Italian think tank LSDP named him among its 100 top global thinkers for his work.

==Books==
Chatfield has written a number of books:

- Wise Animals (2024): published by Pan Macmillan which explores the history of human's relationship with technology.
- How to Think (2021): published by SAGE Publishing.
- This Is Gomorrah (2019): Chatfield's debut novel (The Gomorrah Gambit in the US), published by Hodder & Stoughton in July 2019, and is the first of a series of techno-thrillers set in the world of the dark net. It was a Sunday Times thriller of the month, shorted as thriller of the year for the CWA Steel Dagger award, and won the 2020 Prix Douglas Kennedy in France as best foreign thriller.
- Critical Thinking (2017): published in November 2017 as a lead global title by SAGE Publishing, and offers a guide to critical thinking skills for the 21st century.
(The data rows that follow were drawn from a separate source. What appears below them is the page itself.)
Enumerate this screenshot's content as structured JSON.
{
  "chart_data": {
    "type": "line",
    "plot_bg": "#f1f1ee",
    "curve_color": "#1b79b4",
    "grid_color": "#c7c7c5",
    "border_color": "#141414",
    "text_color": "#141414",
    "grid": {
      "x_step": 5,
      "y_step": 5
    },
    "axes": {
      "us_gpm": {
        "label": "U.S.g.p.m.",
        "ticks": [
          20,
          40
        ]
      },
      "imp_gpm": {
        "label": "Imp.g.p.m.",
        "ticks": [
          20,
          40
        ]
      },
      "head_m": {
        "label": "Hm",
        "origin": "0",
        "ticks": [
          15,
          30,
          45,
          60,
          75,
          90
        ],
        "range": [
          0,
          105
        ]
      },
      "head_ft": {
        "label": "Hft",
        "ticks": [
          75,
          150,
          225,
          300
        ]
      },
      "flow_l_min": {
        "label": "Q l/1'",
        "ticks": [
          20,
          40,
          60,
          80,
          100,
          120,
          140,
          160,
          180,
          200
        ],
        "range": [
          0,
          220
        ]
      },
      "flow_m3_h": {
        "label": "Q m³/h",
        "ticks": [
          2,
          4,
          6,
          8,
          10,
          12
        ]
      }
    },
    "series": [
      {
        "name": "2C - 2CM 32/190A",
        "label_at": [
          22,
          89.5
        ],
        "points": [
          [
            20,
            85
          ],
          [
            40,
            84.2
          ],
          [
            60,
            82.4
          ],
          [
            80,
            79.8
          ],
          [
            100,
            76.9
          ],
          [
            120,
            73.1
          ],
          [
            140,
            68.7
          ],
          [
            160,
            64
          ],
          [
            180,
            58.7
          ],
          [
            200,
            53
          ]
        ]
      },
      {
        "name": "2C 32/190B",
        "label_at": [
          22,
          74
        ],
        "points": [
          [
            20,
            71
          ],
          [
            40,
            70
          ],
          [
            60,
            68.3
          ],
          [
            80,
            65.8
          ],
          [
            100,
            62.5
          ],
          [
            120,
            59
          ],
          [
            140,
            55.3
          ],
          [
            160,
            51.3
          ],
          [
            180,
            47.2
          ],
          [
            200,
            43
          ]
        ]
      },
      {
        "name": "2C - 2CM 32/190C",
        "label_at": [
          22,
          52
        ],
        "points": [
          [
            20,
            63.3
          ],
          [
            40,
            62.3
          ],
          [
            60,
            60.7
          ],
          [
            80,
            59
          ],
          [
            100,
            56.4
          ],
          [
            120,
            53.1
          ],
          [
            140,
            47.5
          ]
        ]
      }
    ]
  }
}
- Live This Book! (2015): published in August 2015 by Penguin, and is a print-only journal offering 100 exercises aimed at self-exploration, creativity, and critical thinking.
- Netymology (2013): published in March 2013 by Quercus, telling the stories behind 100 of the digital age's terms and ideas: e.g., the @ and Apple symbols, grokking, Trojans, and zombies.
- How to Thrive in the Digital Age (2012): published in May 2012 by Pan Macmillan in association with The School of Life, as part of a six-book series of guides to modern living edited by Alain de Botton. Chatfield's book examines the implications of wired life for contemporary lives, society and culture.
- 50 Digital Ideas You Really Need to Know (2011): published in September 2011 by Quercus, and introducing 50 key ideas for understanding the digital age, ranging from the basics of email and markup languages to location-based services, virtual goods and the semantic web.
- Activism or Slacktivism? (2011): published in July 2011 as a short eBook by Vintage Digital, and examines the impact of new media on politics and political activism.
- Fun Inc (2010): published in 2010 by Virgin Books in the UK and by Pegasus Books in the US. An investigation of the business, cultural significance and larger lessons to be learned from the video games industry, it addresses popular concerns such as the debate over violence in games, as well as the questions of games as art, as a basic human activity, and as an index of ongoing transformations in the social sciences, economics, and 21st-century life.